Back in the 90s, an evil pervert in California named Cody Woodson Klemp was convicted of repeatedly raping his own niece when she was just fourteen years old. She told police that “it would happen as often as he could make it happen.” He was found to have raped other young girls as well. When he was finally caught and taken to trial, the judge sentenced him to 170 years in prison for his crimes. But now the California Parole Board has approved his release after less than thirty years behind bars. Needless to say, his victims are both outraged about his lenient treatment and frightened that he might seek revenge or do the same thing to other young women. (CBS News)
A victim of a convicted rapist is outraged after the California Parole Board approved his release, less than 30 years into his 170-year sentence.
“I’m most afraid that he is going to harm, damage, ruin other women like he’s done to me,” one victim said.
The victim was talking about her uncle Cody Woodson Klemp, who was imprisoned for repeatedly raping her three decades ago. She was 14 years old. He was in his 30s.
Although the parole board has approved the release, Klemp isn’t a free man yet. The approval is being appealed by the District Attorney and must be approved by Governor Gavin Newsom, who will meet with the victim prior to making a decision. Hopefully, he will find a way to reverse this miscarriage of justice.
And it would be a serious miscarriage indeed. If you look further into Klemp’s background, he was a serial offender starting at an early age. This wasn’t some one-off case of domestic violence. The niece told police that she couldn’t even add up how many times he raped her in the early nineties. But at that point, he had previously been convicted of rape in 1976 and attempted rape in 1981. He had pulled a girl off of a bicycle and raped her right by the side of the road. His parole officer reported that he had threatened to kill his niece for reporting his attacks if he ever got free.
So how did the niece wind up being vulnerable to her uncle to begin with? As it turns out, the Riverside Child Welfare Agency placed her there for adoption. They either didn’t know about his criminal record or, if they were aware, they brushed it aside and placed her there anyway. The entire saga is inexcusable, and now it could potentially get even worse.
Klemp could potentially be the beneficiary of a “justice reform” policy in California known as the Elderly Parole Program. It allows prisoners over the age of fifty to qualify for parole if they have served more than twenty years behind bars. But the release isn’t supposed to be automatic and the Parole Board is required to take other extenuating circumstances into account. What were they thinking in this case?

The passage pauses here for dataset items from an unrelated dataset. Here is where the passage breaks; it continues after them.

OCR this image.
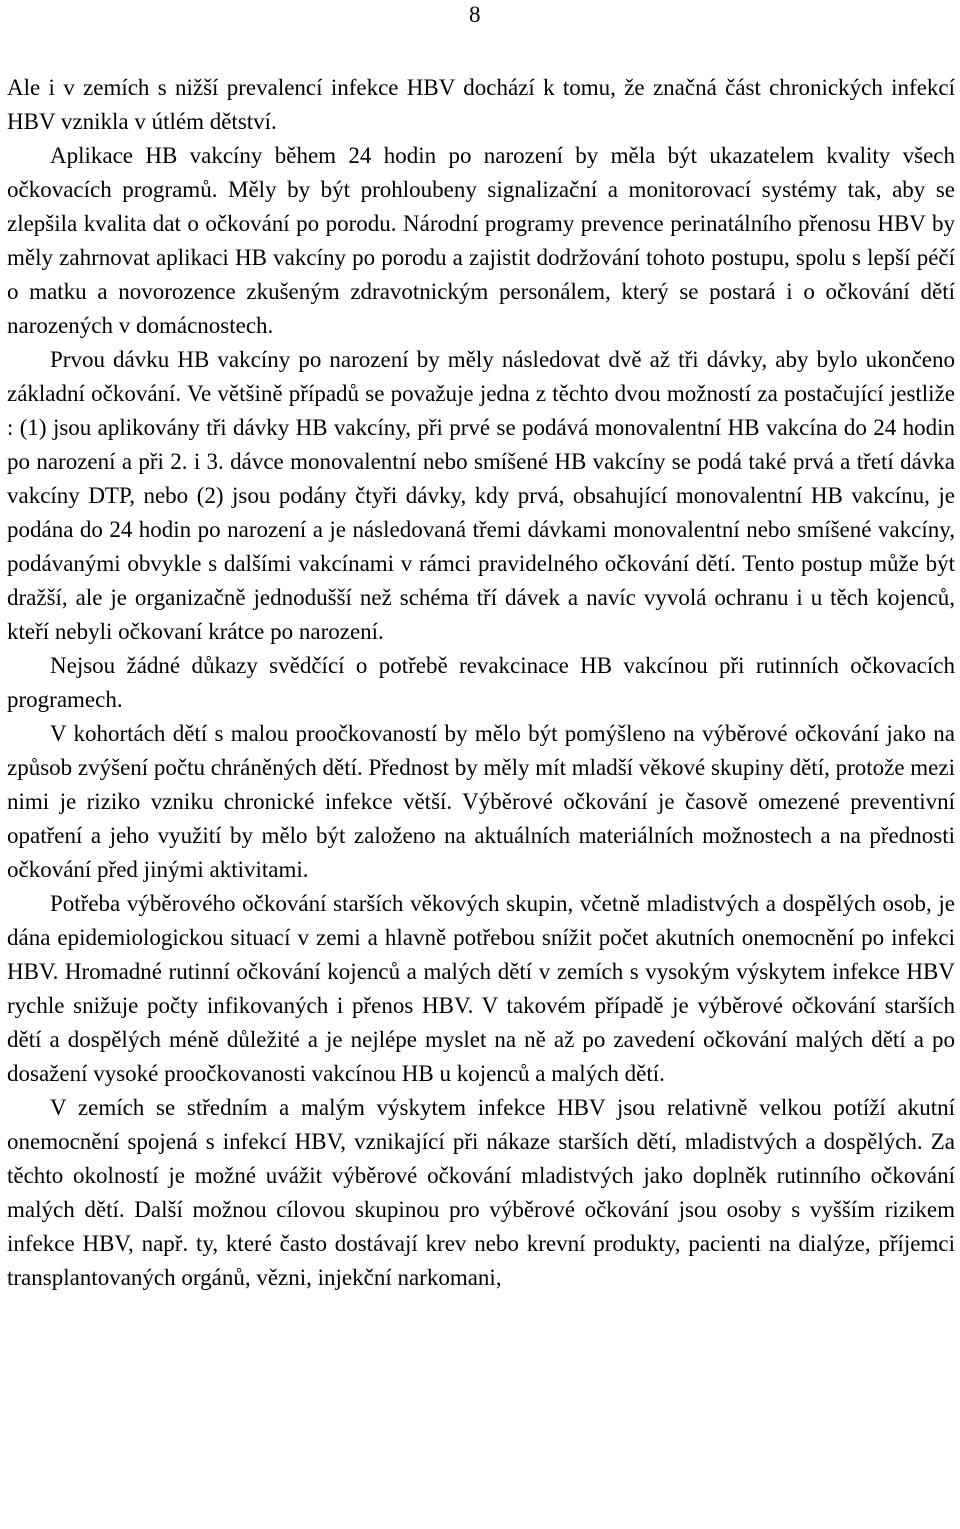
8

Ale i v zemích s nižší prevalencí infekce HBV dochází k tomu, že značná část chronických infekcí HBV vznikla v útlém dětství.

Aplikace HB vakcíny během 24 hodin po narození by měla být ukazatelem kvality všech očkovacích programů. Měly by být prohloubeny signalizační a monitorovací systémy tak, aby se zlepšila kvalita dat o očkování po porodu. Národní programy prevence perinatálního přenosu HBV by měly zahrnovat aplikaci HB vakcíny po porodu a zajistit dodržování tohoto postupu, spolu s lepší péčí o matku a novorozence zkušeným zdravotnickým personálem, který se postará i o očkování dětí narozených v domácnostech.

Prvou dávku HB vakcíny po narození by měly následovat dvě až tři dávky, aby bylo ukončeno základní očkování. Ve většině případů se považuje jedna z těchto dvou možností za postačující jestliže : (1) jsou aplikovány tři dávky HB vakcíny, při prvé se podává monovalentní HB vakcína do 24 hodin po narození a při 2. i 3. dávce monovalentní nebo smíšené HB vakcíny se podá také prvá a třetí dávka vakcíny DTP, nebo (2) jsou podány čtyři dávky, kdy prvá, obsahující monovalentní HB vakcínu, je podána do 24 hodin po narození a je následovaná třemi dávkami monovalentní nebo smíšené vakcíny, podávanými obvykle s dalšími vakcínami v rámci pravidelného očkování dětí. Tento postup může být dražší, ale je organizačně jednodušší než schéma tří dávek a navíc vyvolá ochranu i u těch kojenců, kteří nebyli očkovaní krátce po narození.

Nejsou žádné důkazy svědčící o potřebě revakcinace HB vakcínou při rutinních očkovacích programech.

V kohortách dětí s malou proočkovaností by mělo být pomýšleno na výběrové očkování jako na způsob zvýšení počtu chráněných dětí. Přednost by měly mít mladší věkové skupiny dětí, protože mezi nimi je riziko vzniku chronické infekce větší. Výběrové očkování je časově omezené preventivní opatření a jeho využití by mělo být založeno na aktuálních materiálních možnostech a na přednosti očkování před jinými aktivitami.

Potřeba výběrového očkování starších věkových skupin, včetně mladistvých a dospělých osob, je dána epidemiologickou situací v zemi a hlavně potřebou snížit počet akutních onemocnění po infekci HBV. Hromadné rutinní očkování kojenců a malých dětí v zemích s vysokým výskytem infekce HBV rychle snižuje počty infikovaných i přenos HBV. V takovém případě je výběrové očkování starších dětí a dospělých méně důležité a je nejlépe myslet na ně až po zavedení očkování malých dětí a po dosažení vysoké proočkovanosti vakcínou HB u kojenců a malých dětí.

V zemích se středním a malým výskytem infekce HBV jsou relativně velkou potíží akutní onemocnění spojená s infekcí HBV, vznikající při nákaze starších dětí, mladistvých a dospělých. Za těchto okolností je možné uvážit výběrové očkování mladistvých jako doplněk rutinního očkování malých dětí. Další možnou cílovou skupinou pro výběrové očkování jsou osoby s vyšším rizikem infekce HBV, např. ty, které často dostávají krev nebo krevní produkty, pacienti na dialýze, příjemci transplantovaných orgánů, vězni, injekční narkomani,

When you see someone who has received a 170-year prison sentence, that should send a message or at least give you pause. That’s a signal that a judge was dealing with a convict who was ineligible for the death penalty, but they wanted to ensure that the person died behind bars and could not be a menace to society again. That clearly seems to be the case with Cody Woodson Klemp. Short of going on a murder spree, it’s difficult to imagine many people more deserving of being locked up and throwing away the key. And yet, thanks to California’s “reform-minded” Parole Board, he could conceivably be turned loose. Let’s hope that Given Newsom gets an earful from his victim and decides to do the right thing for a change. Klemp has already threatened to murder his niece if he’s released. If he makes good on that promise, Newsom will have blood on his hands.